Tuesday, September 13, 2011

"The Art of Compliance" by Robert A. Rhoades of Quintiles Consulting.

http://www.quintiles.com/information-library/white-papers/sustainable-regulatory-compliance/

"The Art of Compliance - Turning Regulatory Compliance into Sustainable Business Advantage" by Robert A. Rhoades - Practice Leader, Quality Systems at Quintiles Consulting.

The last few years have presented extraordinary regulatory and quality compliance challenges for pharmaceutical, biotechnology, and medical device companies charged to do more with less as a result of consolidation, restructuring, and economic uncertainty. Without the right attention, these challenges can permit systems and processes to weaken, domain and critical thinking expertise to erode, and core quality principles to be neglected, leaving companies vulnerable to compliance lapses and enforcement action.

Companies can no longer afford to take a traditional compliance approach in this heightened regulatory environment. In the traditional compliance approach, Quality Assurance and Compliance are backroom cost centers, the internal police or “sales prevention” departments perceived as piling on non-value added requirements that detract from the company’s ability to innovate and be profitable. 

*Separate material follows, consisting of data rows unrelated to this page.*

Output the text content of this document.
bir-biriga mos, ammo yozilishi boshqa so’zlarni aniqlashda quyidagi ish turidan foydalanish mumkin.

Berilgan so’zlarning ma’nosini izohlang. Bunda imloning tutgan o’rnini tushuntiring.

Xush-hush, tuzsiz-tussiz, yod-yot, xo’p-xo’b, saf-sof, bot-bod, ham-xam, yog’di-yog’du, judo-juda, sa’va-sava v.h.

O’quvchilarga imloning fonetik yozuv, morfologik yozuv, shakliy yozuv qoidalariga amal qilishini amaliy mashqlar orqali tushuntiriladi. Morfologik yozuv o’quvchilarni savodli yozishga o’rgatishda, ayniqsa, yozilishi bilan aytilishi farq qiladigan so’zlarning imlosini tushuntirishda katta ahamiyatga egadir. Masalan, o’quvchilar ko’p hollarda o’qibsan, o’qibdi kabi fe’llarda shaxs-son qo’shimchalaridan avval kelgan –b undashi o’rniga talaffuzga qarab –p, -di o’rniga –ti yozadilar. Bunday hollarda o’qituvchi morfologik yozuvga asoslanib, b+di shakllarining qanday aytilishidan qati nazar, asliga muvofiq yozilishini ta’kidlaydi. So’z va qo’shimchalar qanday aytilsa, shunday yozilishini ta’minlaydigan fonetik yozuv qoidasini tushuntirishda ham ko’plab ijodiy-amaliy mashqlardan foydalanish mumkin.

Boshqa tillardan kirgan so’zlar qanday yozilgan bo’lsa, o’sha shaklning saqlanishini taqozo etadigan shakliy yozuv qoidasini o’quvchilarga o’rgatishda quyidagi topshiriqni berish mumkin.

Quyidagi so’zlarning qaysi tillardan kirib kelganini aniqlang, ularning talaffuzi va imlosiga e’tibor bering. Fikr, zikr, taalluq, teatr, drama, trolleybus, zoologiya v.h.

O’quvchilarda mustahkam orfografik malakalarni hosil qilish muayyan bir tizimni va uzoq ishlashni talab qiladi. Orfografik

This short white paper describes a strategic vision and business justification for the idea of "sustainable compliance", and moving up the "compliance maturity curve".   The use of maturity smells too much like CMM for my tastes, and I'm working on combining Robert's concepts with Jerry Weinberg's software engineering cultural patterns. Jerry gives each pattern a name, then describes for each pattern: view of themselves, metaphor, management understanding and attitude, problem handling, when the pattern is successful, and process results. 

 

I will keep working on recasting regulatory compliance into a model using a cultural view.

 

Meanwhile, where is your organization on Robert's Compliance Maturity Curve?